The Tamarind Institute, a part of the University of New Mexico College of Fine Arts, will be hosting a three-day-long series of talks featuring a variety of speakers. The Wonder Cabinet will begin Friday and end Sunday.

This inaugural Wonder Cabinet series will give presenters the opportunity to speak about art and science and how the two are interdependent, according to Shelly Smith, the marketing and development director at the Tamarind Institute.

The Wonder Cabinet, which will feature over 15 speakers, was made possible by the Frederick Hammersley Foundation and will be free and open to the public, Smith said.



Art and science are inseparable, and attendees will have the opportunity to learn about both, she said.

Lawrence Weschler, the Wonder Cabinet curator, said people are intrinsically interested in art and science. He will be speaking Friday evening about art and science as parallel and divergent ways of knowing.

“The trailblazers working at the edges of all disciplines keep seeming to encounter each other, have plenty of things to say to each other and those are the sorts of people we are convening for this Cabinet weekend,” he said.

The team from Metabolic Studio in LA that created the Liminal Camera out of a shipping container will be speaking about the camera, Weschler said.

The Liminal Camera is “a giant moveable camera...that visitors may enter to see the image of the world turned upside-down,” according to the Tamarind Institute website.
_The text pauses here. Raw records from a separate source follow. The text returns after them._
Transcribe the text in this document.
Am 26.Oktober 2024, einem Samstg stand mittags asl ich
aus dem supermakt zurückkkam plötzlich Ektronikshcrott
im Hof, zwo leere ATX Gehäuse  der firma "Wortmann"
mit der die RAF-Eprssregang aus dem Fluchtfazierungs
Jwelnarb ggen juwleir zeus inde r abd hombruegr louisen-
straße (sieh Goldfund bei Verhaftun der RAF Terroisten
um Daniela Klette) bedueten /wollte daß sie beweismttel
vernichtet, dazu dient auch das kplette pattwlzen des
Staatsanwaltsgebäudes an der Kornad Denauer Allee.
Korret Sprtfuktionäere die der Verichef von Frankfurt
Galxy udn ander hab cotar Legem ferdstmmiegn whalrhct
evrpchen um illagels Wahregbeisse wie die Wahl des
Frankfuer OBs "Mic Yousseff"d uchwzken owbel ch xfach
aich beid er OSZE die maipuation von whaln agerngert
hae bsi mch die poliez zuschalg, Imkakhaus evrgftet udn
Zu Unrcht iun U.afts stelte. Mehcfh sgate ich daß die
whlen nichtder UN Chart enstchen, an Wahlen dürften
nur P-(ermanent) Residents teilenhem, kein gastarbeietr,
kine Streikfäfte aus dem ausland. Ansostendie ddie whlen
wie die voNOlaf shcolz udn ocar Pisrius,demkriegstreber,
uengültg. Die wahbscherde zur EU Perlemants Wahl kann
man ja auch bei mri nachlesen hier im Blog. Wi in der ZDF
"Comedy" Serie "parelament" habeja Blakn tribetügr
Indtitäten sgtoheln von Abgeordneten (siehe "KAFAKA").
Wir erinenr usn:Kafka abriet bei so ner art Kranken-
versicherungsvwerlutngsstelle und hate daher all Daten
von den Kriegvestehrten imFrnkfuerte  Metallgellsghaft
Another panel at the event will discuss the impact of big data on real world problems, Weschler said. Additionally a telescopic expert will speak about the imagery obtained through space probes.

These are just some of the speakers, he said.

Tamarind Institute Director Diana Gaston said all projects at the institute are a collaborative effort bringing together many different ideas.

The Wonder Cabinet recontextualizes the work of artists that visit the institute. This idea stemmed from Matthew Shlian’s many years of work at the institute that bridges the gap between art and science, Gaston said.

“I hope the attendees gain a better understanding of how artists work and how closely aligned the arts and sciences really are. I want them to be inspired by the ideas and imagery that they experience during the Wonder Cabinet. And I want them to discover Tamarind Institute and the caliber of the collaborations and projects that we bring to the University community,” Gaston said.